C’è un “ritorno al futuro”, nell’ultimo film di Alma Jodorowsky. Una fuga in avanti, al 2055, in un mondo dominato dai social e dagli influencer, in cui a sentire lei alla fine vincono l’amore e la fiducia negli esseri umani. Ce lo racconta durante quest’intervista, in un pomeriggio parigino che precede di qualche giorno l’uscita nelle sale di Les Reines du Drame (di Alexis Langlois, dal 27 novembre).

Attrice e musicista, regista e modella, Alma porta un cognome importante per l’ambiente culturale francese. Il nonno Alejandro, drammaturgo, regista e artista cileno di origini ebraico-ucraine, i genitori Brontis e Valérie Crouzet attori di teatro che le hanno trasmesso la passione per la recitazione. Come dice lei: «I miei tanti “cappelli” non mi impediscono di vedere il mondo, anzi sono stati la mia fortuna».

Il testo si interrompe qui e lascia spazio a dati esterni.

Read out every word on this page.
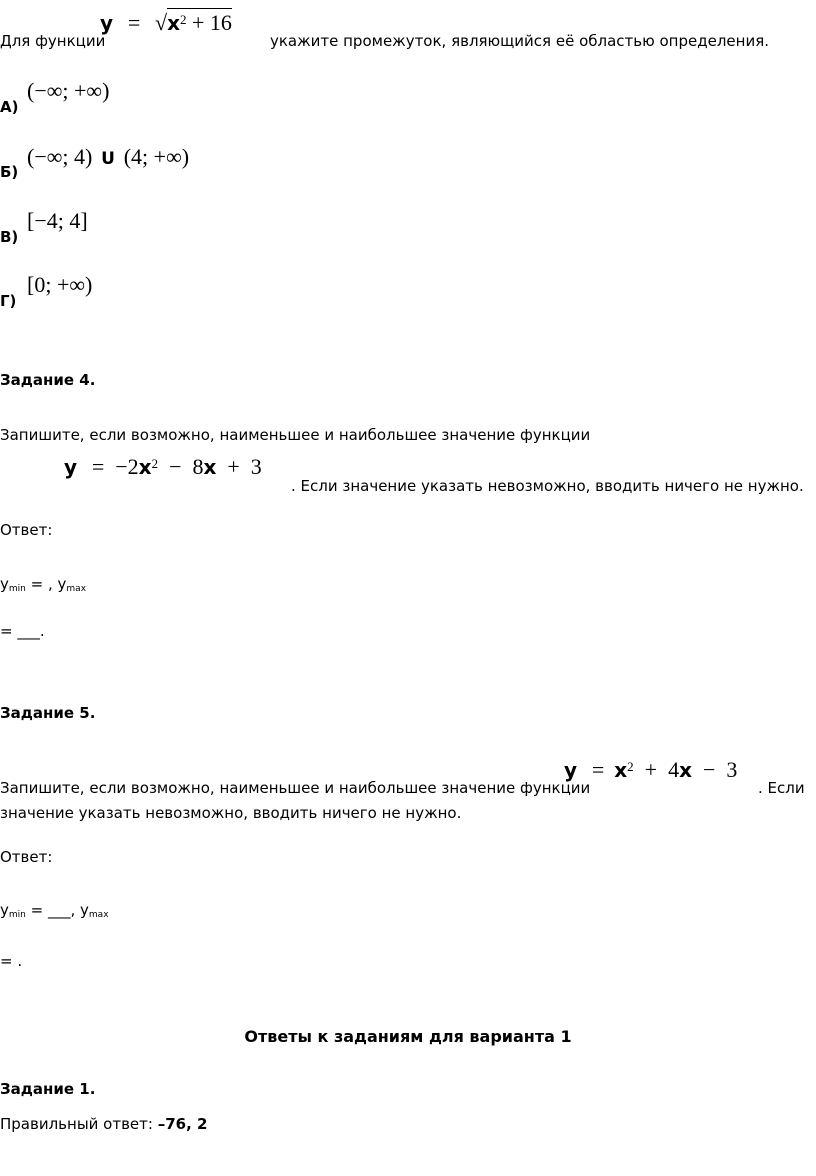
Для функции
$y = √x^2 + 16$
укажите промежуток, являющийся её областью определения.
(−∞; +∞)
А)
(−∞; 4) U (4; +∞)
Б)
[−4; 4]
В)
[0; +∞)
Г)
Задание 4.
Запишите, если возможно, наименьшее и наибольшее значение функции
$y = -2x^2 - 8x + 3$
. Если значение указать невозможно, вводить ничего не нужно.
Ответ:
$y_{min}$ = , $y_{max}$
= ___.
Задание 5.
Запишите, если возможно, наименьшее и наибольшее значение функции
$y = x^2 + 4x - 3$
. Если
значение указать невозможно, вводить ничего не нужно.
Ответ:
$y_{min}$ = ___, $y_{max}$
= .
Ответы к заданиям для варианта 1
Задание 1.
Правильный ответ: –76, 2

Provvidenza che torna spesso nella chiacchierata, sotto le sembianze di incontri che le hanno cambiato la vita. Come quello con Karl Lagerfeld che la scelse per il libro The Little Black Jacket, facendola entrare nella short-list dei volti amati da Chanel. O con registi come Abdellatif Kechiche, con cui vinse la Palma d’Oro a Cannes per La Vie d’Adèle. Se Les Reines du Drame ha avuto un’ottima eco a Cannes, secondo Alma è anche perché contiene «una riflessione profonda sul ruolo dei social, che potranno sopravvivere se diventano aggregatori di idee, fonte di informazioni alternative, per mobilitare le nuove generazioni sul tema dei diritti». È ciò che la appassiona di più. «È finito il tempo dell’“io”, il mondo ha bisogno del “noi”. Sono bianca, eterosessuale, privilegiata: potrei fregarmene, girarmi dall’altra parte. E invece no! Le battaglie per i diritti di donne, migranti, persone queer sono sacrosante. C’è ancora tanto da fare».